|
Por
Conrad Pichler
Perto Demais do Coração da Tempestade
Olá! Como vai? é uma pergunta retórica Ah, eu vou bem. Sabe, um amigo me disse exatamente assim: "depois de morto a gente tem 90 dias pra andar por aí e ver o mundo."
Ele pára no meio da calçada, alheio aos passantes:
Deixa eu te contar uma coisa, o mais estranho é que, inconscientemente, fui levado pra Dropsie e aqui para o número 55. Não, não há mais um cortiço, nem mesmo aquelas pessoas esquisitas que rondavam esse bairro lá em 1900 e bolinha andam por aqui. Agora, tem um edifício aqui... edifício?! He, he! O velho Spirit ia rir de mim... ele sempre disse que eu era mais piegas que ele...

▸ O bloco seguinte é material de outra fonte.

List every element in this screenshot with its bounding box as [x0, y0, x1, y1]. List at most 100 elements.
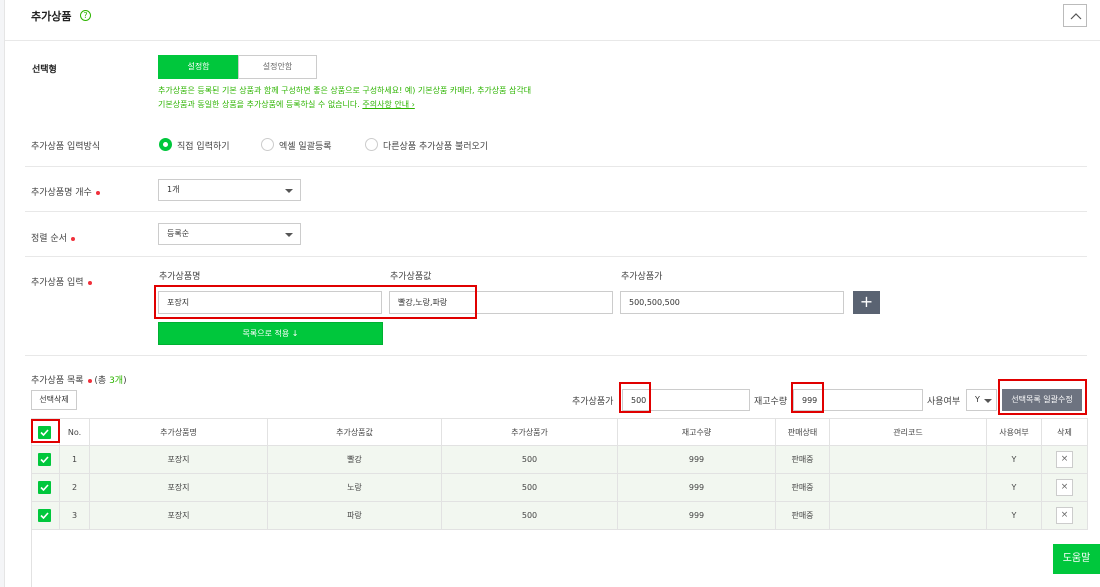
setting-note: 추가상품은 등록된 기본 상품과 함께 구성하면 좋은 상품으로 구성하세요! …: [158, 84, 858, 112]
highlight-box: [154, 285, 477, 319]
radio-excel-upload-label[interactable]: 엑셀 일괄등록: [279, 139, 332, 152]
radio-direct-input[interactable]: [159, 138, 172, 151]
cell-code[interactable]: [829, 445, 987, 474]
column-header: 사용여부: [986, 418, 1042, 446]
delete-row-button[interactable]: ×: [1056, 507, 1073, 524]
caret-down-icon: [285, 189, 293, 193]
table-row: 1 포장지 빨강 500 999 판매중 Y ×: [31, 445, 1088, 474]
table-header-row: No. 추가상품명 추가상품값 추가상품가 재고수량 판매상태 관리코드 사용여…: [31, 418, 1088, 446]
collapse-button[interactable]: [1063, 4, 1087, 27]
cell-price[interactable]: 500: [441, 445, 618, 474]
count-prefix: (총: [94, 376, 110, 386]
cell-status: 판매중: [775, 501, 830, 530]
col-value-label: 추가상품값: [390, 272, 432, 282]
help-icon[interactable]: ?: [80, 10, 91, 21]
delete-row-button[interactable]: ×: [1056, 479, 1073, 496]
cell-value: 노랑: [267, 473, 442, 502]
highlight-box: [791, 382, 824, 413]
cell-code[interactable]: [829, 501, 987, 530]
product-count: 3개: [109, 376, 124, 386]
row-checkbox[interactable]: [38, 481, 51, 494]
bulk-use-value: Y: [975, 395, 980, 404]
cell-price[interactable]: 500: [441, 473, 618, 502]
product-list-label: 추가상품 목록 (총 3개): [31, 373, 127, 386]
radio-direct-input-label[interactable]: 직접 입력하기: [177, 139, 230, 152]
cell-stock[interactable]: 999: [617, 445, 776, 474]
additional-product-panel: 추가상품 ? 선택형 설정함 설정안함 추가상품은 등록된 기본 상품과 함께 …: [4, 0, 1100, 587]
divider: [25, 256, 1087, 257]
check-icon: [40, 512, 49, 519]
check-icon: [40, 484, 49, 491]
chevron-up-icon: [1070, 13, 1082, 20]
bulk-use-select[interactable]: Y: [966, 389, 997, 411]
radio-excel-upload[interactable]: [261, 138, 274, 151]
column-header: 추가상품가: [441, 418, 618, 446]
setting-on-button[interactable]: 설정함: [158, 55, 239, 79]
col-name-label: 추가상품명: [159, 272, 201, 282]
help-button[interactable]: 도움말: [1053, 544, 1100, 574]
table-row: 3 포장지 파랑 500 999 판매중 Y ×: [31, 501, 1088, 530]
cell-stock[interactable]: 999: [617, 501, 776, 530]
sort-order-label: 정렬 순서: [31, 231, 75, 244]
product-input-label: 추가상품 입력: [31, 275, 92, 288]
cell-name: 포장지: [89, 445, 268, 474]
cell-use[interactable]: Y: [986, 445, 1042, 474]
required-dot: [95, 190, 100, 195]
delete-row-button[interactable]: ×: [1056, 451, 1073, 468]
cell-name: 포장지: [89, 473, 268, 502]
add-row-button[interactable]: +: [853, 291, 880, 314]
name-count-select[interactable]: 1개: [158, 179, 301, 201]
radio-load-other[interactable]: [365, 138, 378, 151]
column-header: 삭제: [1041, 418, 1088, 446]
table-row: 2 포장지 노랑 500 999 판매중 Y ×: [31, 473, 1088, 502]
cell-no: 3: [59, 501, 90, 530]
cell-delete: ×: [1041, 473, 1088, 502]
apply-to-list-button[interactable]: 목록으로 적용 ↓: [158, 322, 383, 345]
cell-stock[interactable]: 999: [617, 473, 776, 502]
column-header: 추가상품값: [267, 418, 442, 446]
cell-delete: ×: [1041, 445, 1088, 474]
divider: [25, 355, 1087, 356]
name-count-label: 추가상품명 개수: [31, 185, 100, 198]
col-price-label: 추가상품가: [621, 272, 663, 282]
required-dot: [87, 378, 92, 383]
row-checkbox[interactable]: [38, 509, 51, 522]
highlight-box: [998, 379, 1087, 415]
cell-value: 파랑: [267, 501, 442, 530]
sort-order-select[interactable]: 등록순: [158, 223, 301, 245]
cell-use[interactable]: Y: [986, 473, 1042, 502]
radio-load-other-label[interactable]: 다른상품 추가상품 불러오기: [383, 139, 488, 152]
highlight-box: [619, 382, 651, 413]
cell-delete: ×: [1041, 501, 1088, 530]
column-header: 재고수량: [617, 418, 776, 446]
bulk-price-label: 추가상품가: [572, 397, 614, 407]
setting-off-button[interactable]: 설정안함: [238, 55, 317, 79]
product-price-input[interactable]: 500,500,500: [620, 291, 844, 314]
table-left-border: [31, 529, 32, 587]
required-dot: [70, 236, 75, 241]
caution-link[interactable]: 주의사항 안내 ›: [362, 100, 414, 109]
caret-down-icon: [984, 399, 992, 403]
divider: [25, 211, 1087, 212]
column-header: 판매상태: [775, 418, 830, 446]
delete-selected-button[interactable]: 선택삭제: [31, 390, 77, 410]
name-count-label-text: 추가상품명 개수: [31, 188, 92, 198]
required-dot: [87, 280, 92, 285]
column-header: 관리코드: [829, 418, 987, 446]
sort-order-value: 등록순: [167, 229, 190, 238]
bulk-stock-label: 재고수량: [754, 397, 788, 407]
bulk-use-label: 사용여부: [927, 397, 961, 407]
highlight-box: [31, 419, 60, 443]
cell-no: 2: [59, 473, 90, 502]
check-icon: [40, 456, 49, 463]
setting-note-line2: 기본상품과 동일한 상품을 추가상품에 등록하실 수 없습니다. 주의사항 안내…: [158, 98, 858, 112]
divider: [25, 166, 1087, 167]
input-method-label: 추가상품 입력방식: [31, 142, 101, 152]
cell-value: 빨강: [267, 445, 442, 474]
row-checkbox[interactable]: [38, 453, 51, 466]
cell-price[interactable]: 500: [441, 501, 618, 530]
cell-status: 판매중: [775, 445, 830, 474]
cell-use[interactable]: Y: [986, 501, 1042, 530]
cell-code[interactable]: [829, 473, 987, 502]
divider: [5, 40, 1100, 41]
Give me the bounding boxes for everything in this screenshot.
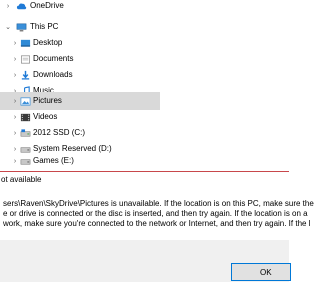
cloud-icon — [16, 3, 27, 10]
chevron-right-icon[interactable]: › — [11, 55, 19, 63]
error-dialog: ot available sers\Raven\SkyDrive\Picture… — [0, 171, 314, 282]
chevron-right-icon[interactable]: › — [11, 39, 19, 47]
dialog-message-line: sers\Raven\SkyDrive\Pictures is unavaila… — [3, 199, 314, 208]
chevron-right-icon[interactable]: › — [11, 113, 19, 121]
videos-folder-icon — [20, 113, 31, 122]
downloads-folder-icon — [21, 70, 30, 80]
dialog-message-line: work, make sure you're connected to the … — [3, 219, 311, 228]
nav-item-drive-e[interactable]: › Games (E:) — [0, 152, 160, 170]
nav-item-onedrive[interactable]: › OneDrive — [0, 0, 160, 15]
dialog-message-area: sers\Raven\SkyDrive\Pictures is unavaila… — [0, 190, 314, 240]
ok-button[interactable]: OK — [231, 263, 291, 281]
documents-folder-icon — [21, 55, 30, 64]
computer-icon — [16, 23, 27, 32]
nav-item-label: Documents — [33, 54, 74, 63]
chevron-right-icon[interactable]: › — [11, 129, 19, 137]
desktop-folder-icon — [20, 39, 31, 47]
drive-e-icon — [20, 159, 31, 165]
chevron-right-icon[interactable]: › — [4, 2, 12, 10]
drive-c-icon — [20, 129, 31, 137]
ok-button-label: OK — [260, 267, 272, 277]
nav-item-label: Games (E:) — [33, 156, 74, 165]
nav-item-label: 2012 SSD (C:) — [33, 128, 86, 137]
nav-item-label: Pictures — [33, 96, 62, 105]
nav-item-label: OneDrive — [30, 1, 64, 10]
dialog-title-bar: ot available — [0, 172, 289, 190]
chevron-right-icon[interactable]: › — [11, 97, 19, 105]
chevron-right-icon[interactable]: › — [11, 157, 19, 165]
dialog-title: ot available — [1, 175, 42, 184]
nav-item-label: Downloads — [33, 70, 73, 79]
chevron-right-icon[interactable]: › — [11, 71, 19, 79]
nav-item-label: Desktop — [33, 38, 63, 47]
dialog-message-line: e or drive is connected or the disc is i… — [3, 209, 308, 218]
pictures-folder-icon — [20, 97, 31, 106]
chevron-down-icon[interactable]: ⌄ — [4, 23, 12, 31]
nav-item-label: Videos — [33, 112, 58, 121]
navigation-pane: › OneDrive ⌄ This PC › Desktop › Documen… — [0, 0, 280, 180]
nav-item-label: This PC — [30, 22, 59, 31]
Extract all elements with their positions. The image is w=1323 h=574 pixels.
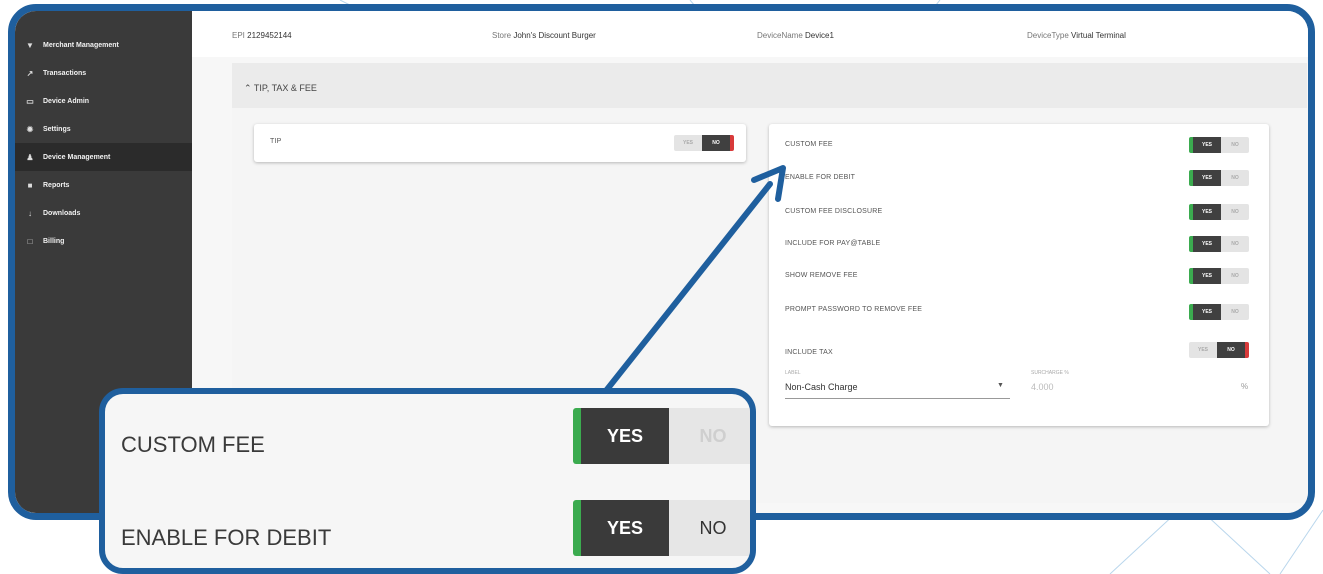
- zoom-custom-fee-toggle[interactable]: YES NO: [573, 408, 750, 464]
- enable-for-debit-no-option[interactable]: NO: [1221, 170, 1249, 186]
- tip-label: TIP: [270, 138, 282, 145]
- dropdown-arrow-icon[interactable]: ▼: [997, 382, 1004, 389]
- zoom-enable-for-debit-toggle[interactable]: YES NO: [573, 500, 750, 556]
- sidebar-item-billing[interactable]: □ Billing: [15, 227, 192, 255]
- show-remove-fee-toggle[interactable]: YES NO: [1189, 268, 1249, 284]
- store-label: Store: [492, 31, 512, 40]
- device-type-info: DeviceType Virtual Terminal: [1027, 31, 1126, 40]
- zoom-custom-fee-no[interactable]: NO: [669, 408, 750, 464]
- include-tax-yes-option[interactable]: YES: [1189, 342, 1217, 358]
- zoom-custom-fee-yes[interactable]: YES: [581, 408, 669, 464]
- billing-icon: □: [27, 236, 33, 246]
- prompt-password-label: PROMPT PASSWORD TO REMOVE FEE: [785, 306, 923, 313]
- include-for-pay-at-table-toggle[interactable]: YES NO: [1189, 236, 1249, 252]
- device-name-value: Device1: [805, 31, 834, 40]
- custom-fee-yes-option[interactable]: YES: [1193, 137, 1221, 153]
- include-tax-label: INCLUDE TAX: [785, 349, 833, 356]
- show-remove-fee-yes-option[interactable]: YES: [1193, 268, 1221, 284]
- enable-for-debit-label: ENABLE FOR DEBIT: [785, 174, 856, 181]
- device-name-info: DeviceName Device1: [757, 31, 834, 40]
- surcharge-field-caption: SURCHARGE %: [1031, 370, 1069, 376]
- store-value: John's Discount Burger: [513, 31, 596, 40]
- tip-card: TIP YES NO: [254, 124, 746, 162]
- label-select-underline: [785, 398, 1010, 399]
- label-select[interactable]: Non-Cash Charge: [785, 382, 858, 392]
- label-field-caption: LABEL: [785, 370, 801, 376]
- show-remove-fee-label: SHOW REMOVE FEE: [785, 272, 858, 279]
- include-tax-no-option[interactable]: NO: [1217, 342, 1245, 358]
- zoom-callout: CUSTOM FEE YES NO ENABLE FOR DEBIT YES N…: [99, 388, 756, 574]
- enable-for-debit-yes-option[interactable]: YES: [1193, 170, 1221, 186]
- percent-symbol: %: [1241, 382, 1249, 391]
- pay-at-table-no-option[interactable]: NO: [1221, 236, 1249, 252]
- custom-fee-toggle[interactable]: YES NO: [1189, 137, 1249, 153]
- zoom-enable-for-debit-yes[interactable]: YES: [581, 500, 669, 556]
- prompt-password-no-option[interactable]: NO: [1221, 304, 1249, 320]
- sidebar-item-device-admin[interactable]: ▭ Device Admin: [15, 87, 192, 115]
- epi-label: EPI: [232, 31, 245, 40]
- download-icon: ↓: [28, 208, 32, 218]
- zoom-enable-for-debit-label: ENABLE FOR DEBIT: [121, 525, 332, 550]
- sidebar-item-label: Billing: [43, 237, 65, 245]
- sidebar-item-device-management[interactable]: ♟ Device Management: [15, 143, 192, 171]
- custom-fee-disclosure-no-option[interactable]: NO: [1221, 204, 1249, 220]
- custom-fee-disclosure-yes-option[interactable]: YES: [1193, 204, 1221, 220]
- prompt-password-toggle[interactable]: YES NO: [1189, 304, 1249, 320]
- chevron-up-icon: ⌃: [244, 83, 252, 93]
- device-type-value: Virtual Terminal: [1071, 31, 1126, 40]
- pay-at-table-yes-option[interactable]: YES: [1193, 236, 1221, 252]
- custom-fee-label: CUSTOM FEE: [785, 141, 833, 148]
- tip-toggle[interactable]: YES NO: [674, 135, 734, 151]
- prompt-password-yes-option[interactable]: YES: [1193, 304, 1221, 320]
- custom-fee-no-option[interactable]: NO: [1221, 137, 1249, 153]
- sidebar-item-label: Downloads: [43, 209, 81, 217]
- custom-fee-disclosure-toggle[interactable]: YES NO: [1189, 204, 1249, 220]
- enable-for-debit-toggle[interactable]: YES NO: [1189, 170, 1249, 186]
- sidebar-item-label: Transactions: [43, 69, 87, 77]
- epi-value: 2129452144: [247, 31, 292, 40]
- device-type-label: DeviceType: [1027, 31, 1069, 40]
- sidebar-item-downloads[interactable]: ↓ Downloads: [15, 199, 192, 227]
- section-header[interactable]: ⌃ TIP, TAX & FEE: [244, 83, 317, 94]
- device-icon: ▭: [26, 96, 34, 106]
- surcharge-input[interactable]: 4.000: [1031, 382, 1054, 392]
- fee-card: CUSTOM FEE YES NO ENABLE FOR DEBIT YES N…: [769, 124, 1269, 426]
- file-icon: ■: [27, 180, 33, 190]
- epi-info: EPI 2129452144: [232, 31, 292, 40]
- user-icon: ♟: [26, 152, 34, 162]
- device-info-bar: EPI 2129452144 Store John's Discount Bur…: [192, 11, 1308, 57]
- sidebar-item-transactions[interactable]: ↗ Transactions: [15, 59, 192, 87]
- tip-no-option[interactable]: NO: [702, 135, 730, 151]
- sidebar-item-label: Device Management: [43, 153, 111, 161]
- sidebar-item-label: Device Admin: [43, 97, 90, 105]
- sidebar-item-settings[interactable]: ✹ Settings: [15, 115, 192, 143]
- store-info: Store John's Discount Burger: [492, 31, 596, 40]
- zoom-enable-for-debit-no[interactable]: NO: [669, 500, 750, 556]
- sidebar-item-label: Settings: [43, 125, 71, 133]
- trend-icon: ↗: [26, 68, 34, 78]
- include-tax-toggle[interactable]: YES NO: [1189, 342, 1249, 358]
- gear-icon: ✹: [26, 124, 34, 134]
- sidebar-item-reports[interactable]: ■ Reports: [15, 171, 192, 199]
- sidebar-item-merchant-management[interactable]: ▼ Merchant Management: [15, 31, 192, 59]
- show-remove-fee-no-option[interactable]: NO: [1221, 268, 1249, 284]
- store-icon: ▼: [26, 40, 34, 50]
- zoom-custom-fee-label: CUSTOM FEE: [121, 432, 265, 457]
- tip-yes-option[interactable]: YES: [674, 135, 702, 151]
- section-title: TIP, TAX & FEE: [253, 83, 317, 93]
- custom-fee-disclosure-label: CUSTOM FEE DISCLOSURE: [785, 208, 883, 215]
- sidebar-item-label: Merchant Management: [43, 41, 119, 49]
- sidebar-item-label: Reports: [43, 181, 70, 189]
- device-name-label: DeviceName: [757, 31, 803, 40]
- include-for-pay-at-table-label: INCLUDE FOR PAY@TABLE: [785, 240, 881, 247]
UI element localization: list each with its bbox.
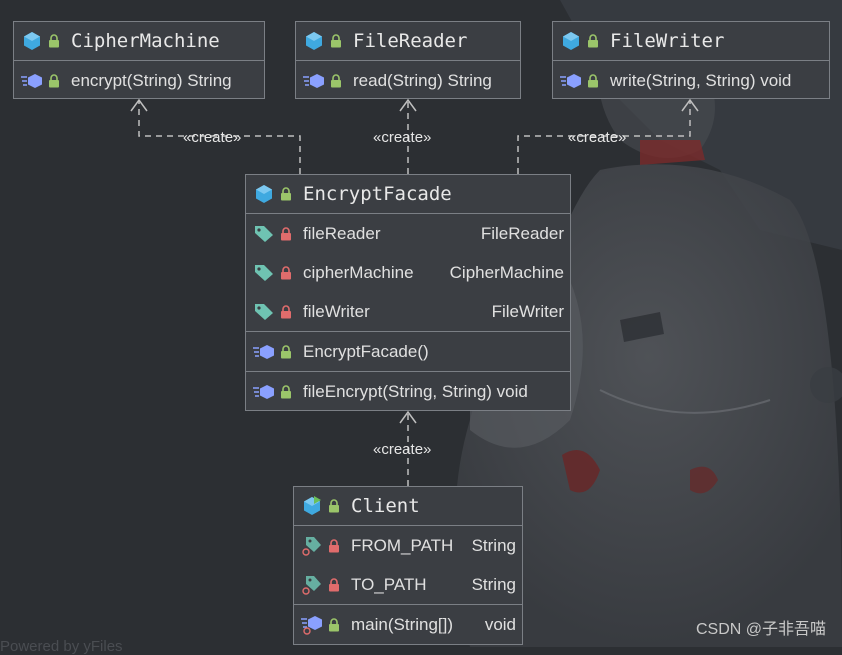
class-encryptfacade[interactable]: EncryptFacade fileReader FileReader ciph… bbox=[245, 174, 571, 411]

Erguendo sua cabeça grisalha, ele observa a fachada do prédio. Mas antes, vira-se para seu interlocutor mudo:
Nunca te contei isso mas me barraram uma vez na entrada da Marvel: "Quem sou eu? Eu sou Will Eisner, oras! O artista gráfico... quadrinhista... romancista gráfico... blah!" ele ri Quem se importa com a terminologia?!?! Vamos lá, sei que meu tempo está se acabando e tenho que subir esses 90 andares...
O velho Will começa a subir os degraus que levam ao terraço. Eu sigo atrás desses dois "cabeças brancas", furtivamente.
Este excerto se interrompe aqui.